What are you guys using? Does anyone have any experience with Precision Electric Reels or Dolphin Electric Reels? Thanks.


----------



## Speckulator (Oct 3, 2007)

Can't beat the Electramate with a Tiagra 80 or 130......

Lighter 4/0 reels don't have the umphhh!!!!!

George


----------



## HighCotton (Oct 2, 2007)

I have one Precision that I have fished for several years now. They are quiet, powerfull & reliable. The mounting bracketlooks kind of mickey mouse, but it has not created any problems. Be sure you don't have any loose clothing that can getcaughtin the drive between the motor and the reel. This drive is exposed with Precision's design, but hasn't been an issue for me. The other thing to consider with Precision is they are sealed units & can not be fixed on the spot if they crap out... they must be sent back to themanufacturer for repair. Having said that, mine has never had any problems. Hope this helps. :letsdrink


----------



## countryjwh (Nov 20, 2007)

we use electramates also with penns. they have been fine for us but we dont deep drop everyday either. we may only do it once a few weeks.


----------



## Xanadu (Oct 1, 2007)

I have a Lindgren Pittman Shimano 80. It's a 24v unit and I might be persuaded to sell it since I never use it.

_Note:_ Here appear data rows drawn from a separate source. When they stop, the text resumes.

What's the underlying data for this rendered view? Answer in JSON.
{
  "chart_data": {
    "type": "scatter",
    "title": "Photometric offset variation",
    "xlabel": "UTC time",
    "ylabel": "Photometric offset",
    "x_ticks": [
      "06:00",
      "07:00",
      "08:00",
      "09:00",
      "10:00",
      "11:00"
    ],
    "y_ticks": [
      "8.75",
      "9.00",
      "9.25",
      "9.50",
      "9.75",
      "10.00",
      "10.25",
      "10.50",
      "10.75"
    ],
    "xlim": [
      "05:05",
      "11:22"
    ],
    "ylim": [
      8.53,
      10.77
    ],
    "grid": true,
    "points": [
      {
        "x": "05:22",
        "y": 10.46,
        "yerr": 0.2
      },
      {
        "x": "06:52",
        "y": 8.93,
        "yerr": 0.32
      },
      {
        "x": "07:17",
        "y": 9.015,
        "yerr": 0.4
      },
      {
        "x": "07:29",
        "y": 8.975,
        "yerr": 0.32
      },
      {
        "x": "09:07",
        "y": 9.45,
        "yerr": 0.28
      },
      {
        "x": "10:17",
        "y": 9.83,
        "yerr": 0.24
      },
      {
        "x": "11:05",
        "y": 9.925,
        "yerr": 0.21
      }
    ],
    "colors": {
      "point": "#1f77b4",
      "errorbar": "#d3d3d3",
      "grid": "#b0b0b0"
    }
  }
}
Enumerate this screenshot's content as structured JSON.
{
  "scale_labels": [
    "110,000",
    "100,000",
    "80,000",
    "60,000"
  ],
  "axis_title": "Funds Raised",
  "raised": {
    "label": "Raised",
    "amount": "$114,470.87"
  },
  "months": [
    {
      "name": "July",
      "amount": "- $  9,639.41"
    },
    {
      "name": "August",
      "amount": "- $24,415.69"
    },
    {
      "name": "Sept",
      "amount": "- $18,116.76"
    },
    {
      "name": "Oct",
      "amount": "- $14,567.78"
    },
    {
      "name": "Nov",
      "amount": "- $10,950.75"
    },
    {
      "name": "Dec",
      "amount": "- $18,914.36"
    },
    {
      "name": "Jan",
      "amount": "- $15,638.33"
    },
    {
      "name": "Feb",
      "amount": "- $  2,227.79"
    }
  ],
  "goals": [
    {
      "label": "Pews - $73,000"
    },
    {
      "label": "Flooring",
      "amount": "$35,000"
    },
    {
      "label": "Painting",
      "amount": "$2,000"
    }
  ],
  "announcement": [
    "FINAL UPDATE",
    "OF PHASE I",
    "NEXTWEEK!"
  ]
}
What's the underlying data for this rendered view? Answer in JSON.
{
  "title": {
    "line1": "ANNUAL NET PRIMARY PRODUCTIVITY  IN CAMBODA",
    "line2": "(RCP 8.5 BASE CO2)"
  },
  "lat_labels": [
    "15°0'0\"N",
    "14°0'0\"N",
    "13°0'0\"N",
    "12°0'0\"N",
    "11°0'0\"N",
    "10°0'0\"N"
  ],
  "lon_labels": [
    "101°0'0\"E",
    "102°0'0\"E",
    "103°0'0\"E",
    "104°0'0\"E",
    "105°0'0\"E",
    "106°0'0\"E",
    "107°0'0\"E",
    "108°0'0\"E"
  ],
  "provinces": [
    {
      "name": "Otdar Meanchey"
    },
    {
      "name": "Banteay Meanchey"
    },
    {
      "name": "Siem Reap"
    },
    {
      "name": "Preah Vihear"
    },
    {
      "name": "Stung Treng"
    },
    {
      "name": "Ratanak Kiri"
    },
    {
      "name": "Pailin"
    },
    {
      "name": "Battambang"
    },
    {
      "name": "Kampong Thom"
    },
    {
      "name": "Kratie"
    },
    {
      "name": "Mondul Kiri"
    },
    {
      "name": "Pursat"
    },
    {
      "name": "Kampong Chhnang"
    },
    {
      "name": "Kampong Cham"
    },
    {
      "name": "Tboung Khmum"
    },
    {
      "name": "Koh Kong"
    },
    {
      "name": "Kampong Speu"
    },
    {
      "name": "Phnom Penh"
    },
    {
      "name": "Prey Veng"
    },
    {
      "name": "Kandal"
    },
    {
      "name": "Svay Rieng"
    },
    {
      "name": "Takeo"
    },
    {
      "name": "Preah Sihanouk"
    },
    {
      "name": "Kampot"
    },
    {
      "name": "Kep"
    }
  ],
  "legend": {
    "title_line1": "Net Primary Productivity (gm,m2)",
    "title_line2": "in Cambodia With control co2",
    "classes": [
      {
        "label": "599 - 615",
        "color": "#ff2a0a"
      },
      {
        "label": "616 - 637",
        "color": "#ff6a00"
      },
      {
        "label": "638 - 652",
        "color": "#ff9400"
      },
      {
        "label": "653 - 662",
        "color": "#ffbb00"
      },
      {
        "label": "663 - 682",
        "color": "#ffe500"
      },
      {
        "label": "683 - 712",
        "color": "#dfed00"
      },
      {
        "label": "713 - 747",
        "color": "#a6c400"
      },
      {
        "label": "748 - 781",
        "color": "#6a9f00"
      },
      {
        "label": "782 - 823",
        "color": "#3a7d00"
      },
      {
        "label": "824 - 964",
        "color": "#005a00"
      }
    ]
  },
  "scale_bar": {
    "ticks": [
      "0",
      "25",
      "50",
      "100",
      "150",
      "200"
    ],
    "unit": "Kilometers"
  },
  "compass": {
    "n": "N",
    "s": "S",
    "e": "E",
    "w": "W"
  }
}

Send me a PM if you're interested. As I recall, its loaded with 200# spectra and I have a short J&M rod for it.


----------



## BuckWild (Oct 2, 2007)

electramate 940xp with a 9/0 penn. also use precisions a bit. precisions are made with bondo and you must cut into them and re bondo to fix switches etc... not user friendly for the do it yourselfer :banghead electramate is slower, but it seems to have more torque.


----------



## SnapperSlapper (Feb 13, 2009)

Thanks for the feedback. I've decided to go with the Daiwa to start with. If I'm happy with it, I'll probably add a second.


----------